One more on this: a dead-simple tactic every publisher and marketer should do right now if they haven’t is look at the most socially successful content and put it in your editorial calendar to create additional posts in a similar vein. For example, if you drafted a resource on “top 20 ways to solve X problem” in your category, it may be worth taking a fresh look and creating a new version of that resource and re-promoting. The point is, you can look at what the web is organically sharing that you’re creating which provides a reasonable expectation of what may achieve future, similar levels of success. It’s especially interesting to find the content you neglected to promote well that ended up catching on almost 100% naturally. This is one of the strongest signals you’ve created something genuinely sharable.

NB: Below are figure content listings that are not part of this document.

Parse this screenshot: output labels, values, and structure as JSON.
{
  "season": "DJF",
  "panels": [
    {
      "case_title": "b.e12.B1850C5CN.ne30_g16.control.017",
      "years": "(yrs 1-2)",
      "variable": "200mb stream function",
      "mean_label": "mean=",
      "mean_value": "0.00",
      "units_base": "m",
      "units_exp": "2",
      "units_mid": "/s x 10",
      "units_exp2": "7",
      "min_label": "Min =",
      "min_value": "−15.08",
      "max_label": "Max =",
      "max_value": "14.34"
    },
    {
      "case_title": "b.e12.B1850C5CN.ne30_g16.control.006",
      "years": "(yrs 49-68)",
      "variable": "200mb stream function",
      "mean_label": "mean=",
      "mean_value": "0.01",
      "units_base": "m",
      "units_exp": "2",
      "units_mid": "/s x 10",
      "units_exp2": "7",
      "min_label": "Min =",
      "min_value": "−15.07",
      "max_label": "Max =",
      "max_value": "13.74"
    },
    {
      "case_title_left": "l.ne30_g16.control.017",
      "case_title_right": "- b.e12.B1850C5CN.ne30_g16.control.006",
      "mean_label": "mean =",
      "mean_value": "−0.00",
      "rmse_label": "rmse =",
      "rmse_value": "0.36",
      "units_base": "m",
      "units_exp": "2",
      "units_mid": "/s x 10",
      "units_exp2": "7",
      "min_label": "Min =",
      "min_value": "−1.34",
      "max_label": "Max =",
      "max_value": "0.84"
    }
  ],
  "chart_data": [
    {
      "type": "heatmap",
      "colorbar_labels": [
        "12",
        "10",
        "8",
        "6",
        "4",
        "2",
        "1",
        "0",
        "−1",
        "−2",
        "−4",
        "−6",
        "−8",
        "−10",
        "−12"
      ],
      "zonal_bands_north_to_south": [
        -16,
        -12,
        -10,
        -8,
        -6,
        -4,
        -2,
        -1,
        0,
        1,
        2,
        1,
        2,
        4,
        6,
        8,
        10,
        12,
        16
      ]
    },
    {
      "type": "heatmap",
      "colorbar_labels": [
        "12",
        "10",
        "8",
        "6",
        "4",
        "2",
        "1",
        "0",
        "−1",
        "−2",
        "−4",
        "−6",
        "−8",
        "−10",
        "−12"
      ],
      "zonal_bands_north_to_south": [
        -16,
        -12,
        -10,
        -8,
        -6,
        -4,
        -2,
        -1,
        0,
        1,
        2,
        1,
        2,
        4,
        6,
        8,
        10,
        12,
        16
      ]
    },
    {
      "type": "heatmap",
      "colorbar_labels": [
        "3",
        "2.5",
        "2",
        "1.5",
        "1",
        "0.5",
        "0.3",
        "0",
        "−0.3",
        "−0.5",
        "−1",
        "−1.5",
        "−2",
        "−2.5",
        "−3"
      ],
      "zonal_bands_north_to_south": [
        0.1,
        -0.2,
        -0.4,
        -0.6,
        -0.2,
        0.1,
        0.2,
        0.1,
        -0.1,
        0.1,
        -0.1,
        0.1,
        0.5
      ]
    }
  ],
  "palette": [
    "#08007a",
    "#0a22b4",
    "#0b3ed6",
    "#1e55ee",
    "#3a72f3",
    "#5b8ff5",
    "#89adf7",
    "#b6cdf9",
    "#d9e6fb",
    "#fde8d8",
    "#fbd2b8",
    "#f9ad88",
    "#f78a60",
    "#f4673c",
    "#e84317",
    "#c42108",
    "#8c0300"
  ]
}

3. Delivery/community metrics – am I growing a base of people for organic amplification?
Different from the above loyalty metrics, subscriber and community metrics (let’s go ahead and put those together for the purposes described here) are the number of people who have opted-in to receive your updates each month, and are actually viewing said content. With an ever-increasing amount of ways users receive recurring content digitally: social, apps, RSS/email, aggregators etc., publishers need to plug into the web in all ways possible and be agile/open to new opportunities to build community as they happen. Don’t try to tell the fish where to go, that’s impossible, simply continue to drop lines where they are. We cannot change the wind we can only adjust the sails.
Wrapping up
Of course there are more things to take a look at from a publisher perspective than I’ve gone through today. Some not mentioned above would include content archetypes, narrative/conflict development and activating cohorts/tribes that generate the most amount of awareness and attention, your site’s best authors/voices, types of headlines that work best, advanced content tracking, etc. But it’s been my experience working with publishers both on the agency side years ago and while at Google talking to some of the web’s largest sites such as the New York Times, those with a passionate, interested community (the result of a focused strategy) are the ones unlocking attention and revenue in a durable and sustainable fashion for the long term.